I like and admire Felipe Pomar, salute him as one of the most underrated big-wave chargers of all time, and will cheer from afar as he surfs his way to 100. But science tells us that Felipe’s cherished east-west theory of transpacific migration is almost certainly, to use the technical historiographic term, steaming flapdoodle, and History of Surfing reflects that.
Hold that thought.
This past Thursday I received an email from Miguel Huarcaya, who introduced himself by saying he was doing “professional and independent research on the development of international competitive surfing.” Huarcaya asked me to respond to a set of questions, most of them having to do with the 1964 and 1965 world surfing championships—and it was like I was back in Huanchaco, 2007, wiping ceviche from my chin and nodding while Felipe again politely explained how Thor Heyerdahl held the key to surf history’s origins. I googled forth. Sure enough, Huarcaya is an admin for Peru Surf History in the World, a year-old Facebook page whose purpose is to “rectify the history of world surfing,” and to “demonstrate reliably that the First World Championship was not in 1964, in Australia, but in 1965, in Peru.” The Facebook page has two other admins, one of whom is Felipe Pomar.
Their world title argument goes like this: because the International Surfing Federation (ISF)—formed by the indomitable Eduardo Arena, global amateur surfing’s first and most debonair executive director—did not exist until the final day of the 1964 World Championships, the first official world championships took place the following year, in Peru. An event won by . . . Felipe Pomar.
In other words, because there was no official worldwide surfing organization at the time, the 1964 event in Australia did not produce official world champions.
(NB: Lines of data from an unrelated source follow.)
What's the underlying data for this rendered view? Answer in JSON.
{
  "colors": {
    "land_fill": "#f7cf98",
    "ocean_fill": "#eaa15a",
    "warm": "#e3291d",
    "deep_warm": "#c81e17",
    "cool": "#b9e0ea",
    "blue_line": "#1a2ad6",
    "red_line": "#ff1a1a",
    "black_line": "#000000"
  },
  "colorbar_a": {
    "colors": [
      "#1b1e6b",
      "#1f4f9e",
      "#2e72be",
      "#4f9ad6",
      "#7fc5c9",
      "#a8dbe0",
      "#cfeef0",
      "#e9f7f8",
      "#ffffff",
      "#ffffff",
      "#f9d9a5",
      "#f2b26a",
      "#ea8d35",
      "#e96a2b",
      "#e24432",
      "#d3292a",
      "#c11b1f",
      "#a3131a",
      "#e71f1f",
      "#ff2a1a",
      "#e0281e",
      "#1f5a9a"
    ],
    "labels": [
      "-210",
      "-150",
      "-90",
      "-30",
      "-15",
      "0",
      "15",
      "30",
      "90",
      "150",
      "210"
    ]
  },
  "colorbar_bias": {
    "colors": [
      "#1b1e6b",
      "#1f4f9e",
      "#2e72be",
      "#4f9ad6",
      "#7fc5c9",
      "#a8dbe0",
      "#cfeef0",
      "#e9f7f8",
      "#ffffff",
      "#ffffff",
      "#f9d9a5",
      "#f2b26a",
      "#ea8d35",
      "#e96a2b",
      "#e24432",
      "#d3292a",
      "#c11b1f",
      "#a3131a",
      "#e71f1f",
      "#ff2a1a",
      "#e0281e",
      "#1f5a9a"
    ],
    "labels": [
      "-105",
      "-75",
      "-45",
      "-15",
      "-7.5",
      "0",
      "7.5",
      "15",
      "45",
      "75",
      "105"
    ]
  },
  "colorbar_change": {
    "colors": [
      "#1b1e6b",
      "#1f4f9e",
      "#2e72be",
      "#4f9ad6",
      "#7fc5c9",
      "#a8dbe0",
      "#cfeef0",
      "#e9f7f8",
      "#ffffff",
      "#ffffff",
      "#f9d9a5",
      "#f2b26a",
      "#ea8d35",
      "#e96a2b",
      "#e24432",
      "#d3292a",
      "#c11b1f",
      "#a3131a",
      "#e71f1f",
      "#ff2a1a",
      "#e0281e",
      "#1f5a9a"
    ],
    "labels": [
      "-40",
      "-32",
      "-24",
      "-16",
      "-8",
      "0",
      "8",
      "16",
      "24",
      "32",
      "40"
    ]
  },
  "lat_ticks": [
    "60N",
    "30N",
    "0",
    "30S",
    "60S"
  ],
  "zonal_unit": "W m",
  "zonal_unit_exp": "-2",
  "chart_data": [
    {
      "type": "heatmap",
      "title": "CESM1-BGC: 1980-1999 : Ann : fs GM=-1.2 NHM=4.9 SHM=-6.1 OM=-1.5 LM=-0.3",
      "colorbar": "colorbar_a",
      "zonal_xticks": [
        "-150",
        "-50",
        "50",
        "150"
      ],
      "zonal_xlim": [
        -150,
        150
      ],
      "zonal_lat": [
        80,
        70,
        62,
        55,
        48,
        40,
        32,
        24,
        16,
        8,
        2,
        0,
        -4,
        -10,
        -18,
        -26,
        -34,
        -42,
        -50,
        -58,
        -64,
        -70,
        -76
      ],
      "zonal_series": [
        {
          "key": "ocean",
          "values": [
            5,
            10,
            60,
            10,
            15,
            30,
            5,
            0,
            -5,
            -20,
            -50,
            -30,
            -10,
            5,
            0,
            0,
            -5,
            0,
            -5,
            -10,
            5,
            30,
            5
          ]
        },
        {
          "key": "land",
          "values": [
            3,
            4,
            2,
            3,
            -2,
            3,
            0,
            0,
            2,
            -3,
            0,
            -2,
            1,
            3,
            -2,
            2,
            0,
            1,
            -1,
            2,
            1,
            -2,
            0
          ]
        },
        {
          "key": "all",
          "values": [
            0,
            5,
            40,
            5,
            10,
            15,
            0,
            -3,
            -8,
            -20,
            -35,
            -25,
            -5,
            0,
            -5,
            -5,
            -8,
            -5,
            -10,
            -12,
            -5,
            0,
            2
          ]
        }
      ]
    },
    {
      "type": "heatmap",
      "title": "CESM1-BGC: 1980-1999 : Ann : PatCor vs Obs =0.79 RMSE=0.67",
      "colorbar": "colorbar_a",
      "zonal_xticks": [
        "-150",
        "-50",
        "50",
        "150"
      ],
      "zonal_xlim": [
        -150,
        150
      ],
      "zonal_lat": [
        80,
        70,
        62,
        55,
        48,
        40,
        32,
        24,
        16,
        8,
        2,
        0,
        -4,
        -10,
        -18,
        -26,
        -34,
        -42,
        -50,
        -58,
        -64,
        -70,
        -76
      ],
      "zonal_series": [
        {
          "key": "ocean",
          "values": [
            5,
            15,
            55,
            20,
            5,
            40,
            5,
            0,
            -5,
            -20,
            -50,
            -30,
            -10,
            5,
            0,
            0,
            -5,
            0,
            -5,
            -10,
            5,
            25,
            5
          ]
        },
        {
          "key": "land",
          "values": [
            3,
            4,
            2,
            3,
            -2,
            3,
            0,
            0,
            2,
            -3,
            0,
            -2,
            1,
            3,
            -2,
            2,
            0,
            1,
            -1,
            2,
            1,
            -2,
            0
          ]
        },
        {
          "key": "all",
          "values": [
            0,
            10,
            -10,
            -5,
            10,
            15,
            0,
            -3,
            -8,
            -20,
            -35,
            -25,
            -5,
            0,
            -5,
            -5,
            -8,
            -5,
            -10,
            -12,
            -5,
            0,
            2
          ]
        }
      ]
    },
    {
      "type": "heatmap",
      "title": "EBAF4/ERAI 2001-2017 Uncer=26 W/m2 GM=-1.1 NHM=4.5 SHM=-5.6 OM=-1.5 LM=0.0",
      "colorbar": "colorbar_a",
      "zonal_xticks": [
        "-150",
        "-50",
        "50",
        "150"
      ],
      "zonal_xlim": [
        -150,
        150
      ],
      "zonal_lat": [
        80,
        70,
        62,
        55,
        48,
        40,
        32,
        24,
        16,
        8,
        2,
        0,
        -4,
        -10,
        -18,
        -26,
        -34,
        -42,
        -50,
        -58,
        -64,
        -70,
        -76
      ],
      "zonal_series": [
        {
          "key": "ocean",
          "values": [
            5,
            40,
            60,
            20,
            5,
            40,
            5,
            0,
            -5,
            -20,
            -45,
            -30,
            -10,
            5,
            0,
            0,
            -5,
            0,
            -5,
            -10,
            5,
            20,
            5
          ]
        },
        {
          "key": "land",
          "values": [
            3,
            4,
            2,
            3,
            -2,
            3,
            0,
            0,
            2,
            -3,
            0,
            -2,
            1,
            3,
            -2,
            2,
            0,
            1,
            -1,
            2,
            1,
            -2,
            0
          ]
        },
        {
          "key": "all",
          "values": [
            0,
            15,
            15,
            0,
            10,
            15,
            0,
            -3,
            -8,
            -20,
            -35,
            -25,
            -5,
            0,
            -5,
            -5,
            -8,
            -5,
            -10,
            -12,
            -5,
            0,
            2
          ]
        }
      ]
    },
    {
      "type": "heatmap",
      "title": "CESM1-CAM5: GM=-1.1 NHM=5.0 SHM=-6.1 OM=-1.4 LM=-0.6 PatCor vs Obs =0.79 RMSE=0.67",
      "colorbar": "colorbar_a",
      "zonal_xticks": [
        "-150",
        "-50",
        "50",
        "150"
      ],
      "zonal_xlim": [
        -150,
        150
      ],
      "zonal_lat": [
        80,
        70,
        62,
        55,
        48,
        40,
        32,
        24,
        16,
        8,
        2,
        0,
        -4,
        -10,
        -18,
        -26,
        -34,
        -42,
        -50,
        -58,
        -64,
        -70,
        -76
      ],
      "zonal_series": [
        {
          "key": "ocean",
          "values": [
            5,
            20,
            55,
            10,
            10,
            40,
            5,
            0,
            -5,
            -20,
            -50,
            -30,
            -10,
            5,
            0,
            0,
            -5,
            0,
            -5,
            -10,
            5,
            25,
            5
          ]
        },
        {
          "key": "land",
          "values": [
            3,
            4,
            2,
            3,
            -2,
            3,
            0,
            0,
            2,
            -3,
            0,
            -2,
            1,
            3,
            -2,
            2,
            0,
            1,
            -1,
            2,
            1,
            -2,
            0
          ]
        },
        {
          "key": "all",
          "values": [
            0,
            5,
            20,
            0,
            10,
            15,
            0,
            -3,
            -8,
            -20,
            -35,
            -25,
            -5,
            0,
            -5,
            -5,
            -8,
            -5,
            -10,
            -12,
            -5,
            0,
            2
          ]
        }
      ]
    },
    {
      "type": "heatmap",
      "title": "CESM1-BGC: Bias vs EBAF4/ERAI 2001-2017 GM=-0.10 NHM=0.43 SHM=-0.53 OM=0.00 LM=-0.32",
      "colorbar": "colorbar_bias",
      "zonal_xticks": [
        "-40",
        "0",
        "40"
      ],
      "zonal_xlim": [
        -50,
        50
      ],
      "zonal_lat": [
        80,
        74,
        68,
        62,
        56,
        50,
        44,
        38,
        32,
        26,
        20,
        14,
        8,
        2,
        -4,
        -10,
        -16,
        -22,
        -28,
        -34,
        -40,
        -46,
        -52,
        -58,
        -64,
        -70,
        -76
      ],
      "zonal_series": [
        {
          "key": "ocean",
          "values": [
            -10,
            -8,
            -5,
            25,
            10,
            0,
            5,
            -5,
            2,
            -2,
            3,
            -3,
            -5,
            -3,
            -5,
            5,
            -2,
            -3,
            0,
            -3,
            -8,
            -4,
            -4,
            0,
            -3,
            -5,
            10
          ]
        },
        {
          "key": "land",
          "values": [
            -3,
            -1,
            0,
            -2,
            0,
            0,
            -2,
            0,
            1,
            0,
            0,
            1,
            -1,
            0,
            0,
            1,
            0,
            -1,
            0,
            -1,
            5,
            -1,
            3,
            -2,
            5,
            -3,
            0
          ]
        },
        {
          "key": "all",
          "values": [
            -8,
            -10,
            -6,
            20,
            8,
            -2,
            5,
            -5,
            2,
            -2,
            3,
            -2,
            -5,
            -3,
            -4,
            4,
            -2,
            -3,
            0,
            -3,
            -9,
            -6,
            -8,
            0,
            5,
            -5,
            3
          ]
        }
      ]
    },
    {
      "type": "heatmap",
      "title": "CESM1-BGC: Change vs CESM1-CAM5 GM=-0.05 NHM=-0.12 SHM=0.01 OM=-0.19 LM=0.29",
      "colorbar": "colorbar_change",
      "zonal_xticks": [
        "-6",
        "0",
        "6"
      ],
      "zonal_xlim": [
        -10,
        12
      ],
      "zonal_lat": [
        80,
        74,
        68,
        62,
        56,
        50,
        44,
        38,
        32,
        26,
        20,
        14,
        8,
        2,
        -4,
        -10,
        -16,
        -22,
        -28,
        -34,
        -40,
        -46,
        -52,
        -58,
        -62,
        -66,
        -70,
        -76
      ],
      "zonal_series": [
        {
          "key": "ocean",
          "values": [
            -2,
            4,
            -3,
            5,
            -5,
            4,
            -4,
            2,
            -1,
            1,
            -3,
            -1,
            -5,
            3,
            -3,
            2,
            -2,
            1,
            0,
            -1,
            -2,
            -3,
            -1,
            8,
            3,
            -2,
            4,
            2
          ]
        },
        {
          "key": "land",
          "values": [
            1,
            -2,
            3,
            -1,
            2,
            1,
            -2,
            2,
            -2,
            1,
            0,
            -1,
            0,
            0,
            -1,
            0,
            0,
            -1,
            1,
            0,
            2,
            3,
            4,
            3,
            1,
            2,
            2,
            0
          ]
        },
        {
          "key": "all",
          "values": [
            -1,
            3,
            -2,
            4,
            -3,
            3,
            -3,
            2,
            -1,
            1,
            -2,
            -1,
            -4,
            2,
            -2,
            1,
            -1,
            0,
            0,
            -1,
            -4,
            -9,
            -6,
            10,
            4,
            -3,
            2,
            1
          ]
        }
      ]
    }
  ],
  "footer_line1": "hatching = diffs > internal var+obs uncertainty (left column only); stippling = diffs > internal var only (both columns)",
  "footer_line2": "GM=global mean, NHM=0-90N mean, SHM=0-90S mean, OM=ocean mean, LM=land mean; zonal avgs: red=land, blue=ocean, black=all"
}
This is already a thing; Pomar is sometimes now referred to as “the first ISF world champion.” Which is technically correct, but my immediate response upon reading Huarcaya’s email was to again reach for the penalty flag and throw it emphatically downfield.
The organization behind a surf contest should determine the event’s status. But not always. Consensus is what gives an event it's standing. The people involved—organizers, participants, spectators—agree that a contest is or is not what it claims to be. The 1963-founded East Coast Surfing Championships were recognized as such without there being an organization covering America’s Eastern states. The West Coast Championships in Huntington Beach were run not by a regional California-to-Washington surfing group, but by some midlevel staffers in a back office of HB Parks and Rec. There was no International Professional Surfers until October of 1976, but Peter Townend still won that year’s IPS world title.
The first world surfing championships were held in 1964, at Manly Beach, Australia. Midget Farrelly danced over the competition to win the mens, and dark horse Phyllis O’Donell back-arched her way to victory in the womens. This, for me, has always been straightforward, canonical surf history.
Then again, we all get things wrong, soft-handed surf historians included, and our history—all history—should, when necessary, be revisited and revised. If Miguel Huarcaya has a 1964 primary source document in which Eduardo Arena says that year’s world title event was a placeholder for 1965, I’d love to see it. If Felipe Pomar got in touch with Midget Farrelly to discuss, man-to-man, which of them was in fact the first world champ, I’d love to know about it.
Hahaha just kidding on that last one.
But seriously, Miguel and Felipe, why didn’t you guys bring this up when Midget was still alive?